Sometimes an underlying cancer—the root of the problem—is found at the time of initial presentation. While the person is treated for the paraneoplastic condition, treating the malignancy results in halting the progression of the neurological decline.

Treat and Screen

Physician Focus: For patients with no detectable cancer, for whom paraneoplastic syndrome is the first sign of possible malignancy, what is your approach to treatment?

Dr. Prieto: If cancer is not detected upon initial presentation, we keep the patient on maintenance immunotherapy for about two years. This keeps the patient stable while we continue searching for the source.

“A top goal for our program is to improve outcomes for patients with cancer that affect the central nervous system.”

Young patients that have antibodies typically seen with paraneoplastic syndromes are less likely to have an underlying malignancy. Nevertheless, we still monitor closely. For example, in NMDA receptor antibody encephalitis, often linked with a benign ovarian teratoma, surgical resection of the tumor halts symptom progression and initiates a recovery process, most of the time with good success.

Healing from neurological paraneoplastic syndromes can take months to years. Patience and early rehabilitation are fundamental.

Complications of Immunotherapy

Physician Focus: You also see referrals for complications of immunotherapy that manifest as paraneoplastic syndrome or new onset of autoimmune disease but are not necessarily driven by cancer. Can you tell us about these cases?

Dr. Prieto: Certain cancer-directed immunotherapies, like checkpoint inhibitors, can trigger the production of antibodies that can cause a variety of autoimmune conditions. My colleagues often refer patients to my clinic who present with new neurological symptoms that lack a clear explanation, and we perform a meticulous evaluation to determine the optimal treatment.

Checkpoint inhibitor autoimmune syndromes tend to have a great response to steroids, with the challenge that if steroids are required for a prolonged period, the efficacy of cancer immunotherapy can be reduced. Frequent communication among care teams is crucial for proper treatment planning.

Neuroimmuno-Oncology: The Leading Edge

Physician Focus: What other conditions are you focusing on in the areas of neuroimmunology and neuro-oncology?

Dr. Prieto: A top goal for our program is to improve outcomes for patients with cancer that affect the central nervous system.

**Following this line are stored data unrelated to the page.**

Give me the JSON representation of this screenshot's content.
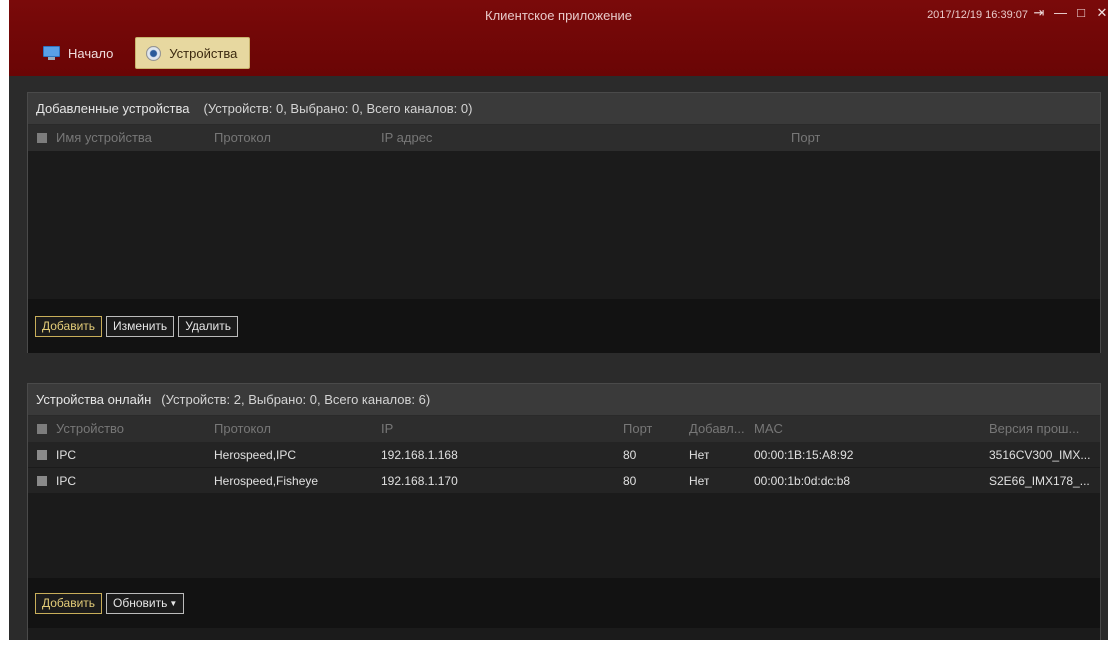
{
  "window": {
    "title": "Клиентское приложение",
    "clock": "2017/12/19 16:39:07",
    "logout_glyph": "⇥",
    "minimize_glyph": "—",
    "maximize_glyph": "□",
    "close_glyph": "✕"
  },
  "nav": {
    "home_label": "Начало",
    "devices_label": "Устройства",
    "active": "devices"
  },
  "added_devices": {
    "title": "Добавленные устройства",
    "summary": "(Устройств: 0, Выбрано: 0, Всего каналов: 0)",
    "columns": [
      "Имя устройства",
      "Протокол",
      "IP адрес",
      "Порт"
    ],
    "rows": [],
    "buttons": {
      "add": "Добавить",
      "edit": "Изменить",
      "delete": "Удалить"
    }
  },
  "online_devices": {
    "title": "Устройства онлайн",
    "summary": "(Устройств: 2, Выбрано: 0, Всего каналов: 6)",
    "columns": [
      "Устройство",
      "Протокол",
      "IP",
      "Порт",
      "Добавл...",
      "MAC",
      "Версия прош..."
    ],
    "rows": [
      {
        "device": "IPC",
        "protocol": "Herospeed,IPC",
        "ip": "192.168.1.168",
        "port": "80",
        "added": "Нет",
        "mac": "00:00:1B:15:A8:92",
        "firmware": "3516CV300_IMX..."
      },
      {
        "device": "IPC",
        "protocol": "Herospeed,Fisheye",
        "ip": "192.168.1.170",
        "port": "80",
        "added": "Нет",
        "mac": "00:00:1b:0d:dc:b8",
        "firmware": "S2E66_IMX178_..."
      }
    ],
    "buttons": {
      "add": "Добавить",
      "refresh": "Обновить"
    }
  },
  "colors": {
    "header": "#6e0707",
    "panel_bg": "#1b1b1b",
    "accent": "#e4cd79"
  }
}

While current cancer-directed immunotherapies have proven to successfully treat many cancers, these treatments are not very effective in primary brain tumors.

I’m proud to be part of the amazing team at the Brain and Spine Tumor Center, and with their support we are exploring different ways to target the immune system to treat glioblastoma and other brain tumors. Currently, our neuro-oncology program is participating on a large clinical trial offering a vaccine against glioblastoma cell components. Additional approaches to use the immune system in the treatment of these aggressive tumors will be available at NYU Langone in the near future.